Samantha J. Ganick, MD1, Vikrant Uberoi, MD1, Lori Lerner, MD2.
1Boston Medical Center, Boston, MA, USA, 2Veterens Administration Medical Center, Boston, MA, USA.
The National Surgical Quality Improvement Program (NSQIP) is a quality improvement tool that came about due to the perceived gap between operative mortality rates at Veterans Affairs (VA) hospitals versus the private sector. In the mid 1980’s Congress passed law 99-166 that mandated the VA system to annually report surgical outcomes. At VA Boston Healthcare System, the post operative urinary tract infection (UTI) rate in Fiscal Year 2008 was 2.6%, which was above the national rate of 1.9% and an internal review was requested. We reviewed postoperative UTI in 36 patients and several problems with the NSQIP criteria were recognized. Our aim was to determine where NSQIP failed and if modifications to the existing criteria should be proposed.
All patients who met NSQIP criteria for post operative UTI underwent chart review. All information captured by NSQIP was analyzed, including patient symptoms, catheterization history, urine cultures, and antibiotic treatment of documented UTI. These data points were reviewed in the context of NSQIP criteria and determination of valid UTI diagnosis was made.
Of the 36 patients evaluated, 24 had valid UTI’s in the authors’ opinion. Of the 12 improperly classified: 2 were local/regional cases without instrumentation of the urinary tract and preexisting risk factors; 2 had voiding dysfunction and negative cultures and were treated unnecessarily; 5 patients were asymptomatic and had contaminated cultures; 1 had a positive culture at catheter placement but was never treated; and 2 were treated for another infection (wound, pneumonia, etc) and urine culture was ignored.

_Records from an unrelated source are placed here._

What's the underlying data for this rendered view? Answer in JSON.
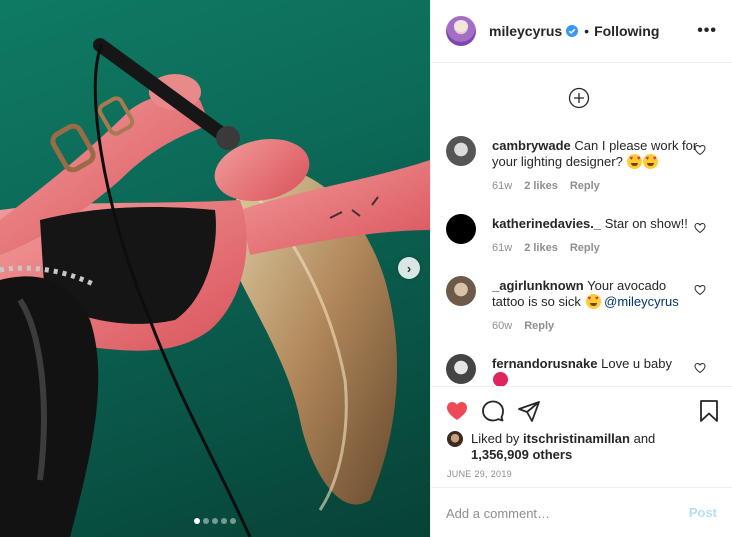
{
  "post": {
    "username": "mileycyrus",
    "follow_state": "Following",
    "separator": "•",
    "more_label": "•••",
    "date": "JUNE 29, 2019",
    "carousel": {
      "total": 5,
      "active": 1
    }
  },
  "comments": [
    {
      "user": "cambrywade",
      "text": "Can I please work for your lighting designer?",
      "emoji_count": 2,
      "time": "61w",
      "likes": "2 likes",
      "reply": "Reply"
    },
    {
      "user": "katherinedavies._",
      "text": "Star on show!!",
      "emoji_count": 0,
      "time": "61w",
      "likes": "2 likes",
      "reply": "Reply"
    },
    {
      "user": "_agirlunknown",
      "text": "Your avocado tattoo is so sick",
      "mention": "@mileycyrus",
      "emoji_count": 1,
      "time": "60w",
      "reply": "Reply"
    },
    {
      "user": "fernandorusnake",
      "text": "Love u baby"
    }
  ],
  "likes": {
    "prefix": "Liked by",
    "user": "itschristinamillan",
    "connector": "and",
    "count": "1,356,909 others"
  },
  "composer": {
    "placeholder": "Add a comment…",
    "post_label": "Post"
  },
  "colors": {
    "like_red": "#ed4956",
    "verified_blue": "#3897f0",
    "post_disabled": "#b2dffc"
  },
  "icons": {
    "like": "heart-filled-icon",
    "comment": "comment-bubble-icon",
    "share": "paper-plane-icon",
    "save": "bookmark-icon",
    "load_more": "plus-circle-icon",
    "next": "chevron-right-icon"
  }
}
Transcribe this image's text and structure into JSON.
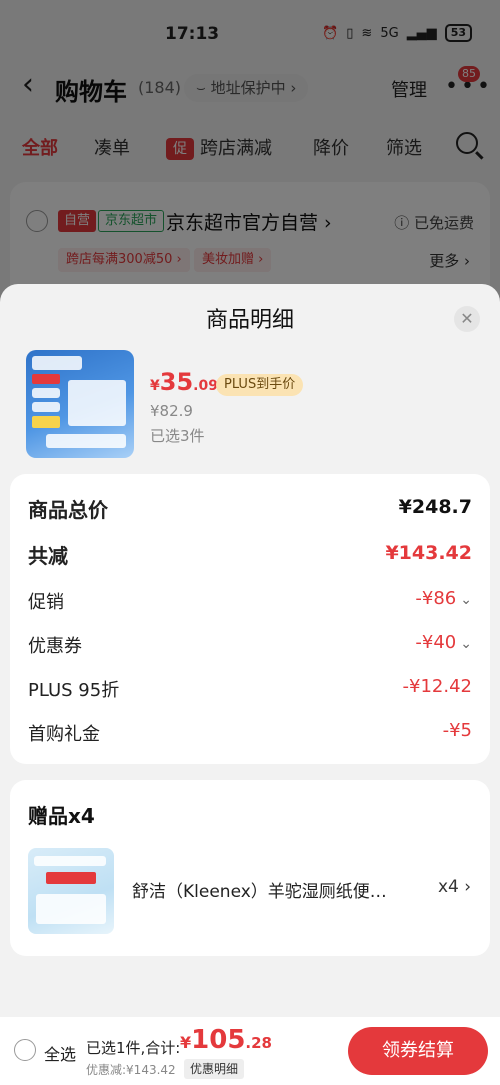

NSQIP is the first nationally validated, risk-adjusted, outcomes-based program to measure and improve the quality of surgical care. Review of postoperative diagnosis of UTI in our cohort identified inherent deficiencies with the criteria. While the current NSQIP criteria capture UTI by using objective data and symptoms commonly associated with UTI, we feel they lack exclusionary criteria. In addition, some of the symptom criteria (voiding complaints and fever) used by NSQIP can be seen with voiding dysfunction and/or other illnesses and are unrelated to a urinary infection. Laboratory findings such as leukocyte esterase which is positive in patients who have been instrumented/catheterized, is not necessarily diagnostic of infection. Furthermore, patients who undergo a work-up for fever and are diagnosed and treated for a non urologic-infection such as pneumonia, are not excluded, even when they are not treated for the positive urine culture. Patients who developed UTIs secondary to preexisting conditions (diabetes, benign prostatic hyperplasia) who had non urologic outpatient procedures under local/regional blocks without urethral instrumentation were also not excluded. Lastly, there were no standards stated for specimen collection, such as indwelling/new foley/clean catch, or exclusions for contaminated or inappropriately collected urines. In summary, NSQIP criteria as they currently exist do not accurately capture valid UTI and modifications should be made. In light of recent decreased reimbursement for nosocomial UTI’s, it is crucial that Urologists work with these surgical programs to ensure that the criteria used to make these diagnoses are valid.